After lunch, we spent another sublime couple of hours floating alongside the icebergs, completely in awe of mother nature. Every couple of minutes someone in the group would exclaim how incredibly lucky we were to be here on such a beautiful day. Chloe told us that this was the best weather day in August so far, though even when it was rainy there was still lots to experience; icebergs approaching from heavy mist must be pretty eerie indeed.


sea otters columbia bay


prepared for anything

Even if it had rained, we would still have been comfortable; Pangaea Adventures had outfitted everyone with waterproof gear including rainboots (to me, wellies) and a dry bag for cameras. To go on this tour, it is not necessary to have any kind of previous kayaking experience or equipment of your own (though layered clothing is preferable); it really is ideal for anyone. And what an extraordinary first time kayaking experience! The organisation and instruction were impeccable and the payoff, as you can see, was astounding.

one of the best day tours ever

As we approached our boat pick up point, a group of three sea otters swam past; the icing on the cake. There is potential to see bears and whales on this trip too, but this time I honestly wasn’t too bothered about being unlucky! I came to see a glacier and saw so much more. I will never forget those breathtaking views of the snow-capped mountains, cascading glacier and maze of icebergs below. One of the best day tours ever.

Pangaea Adventures’ Columbia Glacier kayak day tour is $249. I was lucky enough to be a guest of Pangaea Adventures, but all views and opinions are my own, and I really did drive 1800km to go kayaking for one day!


One half of a Canadian/British couple currently based in New Brunswick, Canada. Gemma is happiest with a kayak/canoe paddle in her hand, on the trail or planning the next big adventure.


  1. Gemma –
    It was great to meet you during this glacial adventure! When will we see you in Breckenridge/Denver?

    Hope your stay in Alaska remained sunny. We headed to Brooks Lodge in Katmai National Park once we left Valdez (via ferry to Whittier)… and we had more rain.

    • Gemma
      Gemma Reply

      Hi Robin!

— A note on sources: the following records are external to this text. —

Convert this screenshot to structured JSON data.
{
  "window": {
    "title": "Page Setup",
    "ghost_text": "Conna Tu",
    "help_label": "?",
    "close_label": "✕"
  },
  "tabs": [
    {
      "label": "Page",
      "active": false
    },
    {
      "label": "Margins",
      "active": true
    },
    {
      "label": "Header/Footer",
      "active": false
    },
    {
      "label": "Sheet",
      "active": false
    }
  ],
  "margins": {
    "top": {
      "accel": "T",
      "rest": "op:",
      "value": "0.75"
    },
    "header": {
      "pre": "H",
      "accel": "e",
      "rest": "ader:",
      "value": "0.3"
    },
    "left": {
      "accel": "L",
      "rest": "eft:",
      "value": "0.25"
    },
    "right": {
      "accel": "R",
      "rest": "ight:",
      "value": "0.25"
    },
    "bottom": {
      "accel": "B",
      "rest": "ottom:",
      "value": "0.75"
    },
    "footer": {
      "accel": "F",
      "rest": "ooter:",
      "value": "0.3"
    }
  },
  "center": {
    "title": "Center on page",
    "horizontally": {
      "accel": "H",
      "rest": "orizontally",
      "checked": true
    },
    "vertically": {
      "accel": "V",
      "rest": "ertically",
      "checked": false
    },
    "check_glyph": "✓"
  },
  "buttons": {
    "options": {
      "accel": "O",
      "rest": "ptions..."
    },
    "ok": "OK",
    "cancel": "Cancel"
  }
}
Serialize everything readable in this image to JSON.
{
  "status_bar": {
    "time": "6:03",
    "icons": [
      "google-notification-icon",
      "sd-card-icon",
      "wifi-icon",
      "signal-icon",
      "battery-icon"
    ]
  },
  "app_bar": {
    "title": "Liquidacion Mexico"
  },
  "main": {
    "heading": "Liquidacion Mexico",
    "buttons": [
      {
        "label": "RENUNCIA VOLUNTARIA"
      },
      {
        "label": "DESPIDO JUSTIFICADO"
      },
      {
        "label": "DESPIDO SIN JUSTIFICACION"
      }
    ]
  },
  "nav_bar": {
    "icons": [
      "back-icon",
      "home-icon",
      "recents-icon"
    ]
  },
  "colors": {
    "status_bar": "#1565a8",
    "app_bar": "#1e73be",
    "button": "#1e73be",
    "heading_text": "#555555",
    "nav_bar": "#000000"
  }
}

Awesome to hear from you. I’m living in Vancouver for now, so at least we’re on the same side of the world! I now have your email address stored in case the opportunity ever comes up. After the trip, I did a crazy 1800km (in 36 hours!) drive to Haines Junction in the Yukon, and then did a flight over the St-Elias-Wrangell Mountains. Amazing! And luckily the weather did hold out. Katmai park looks beautiful, I hope you had a great time despite the rain.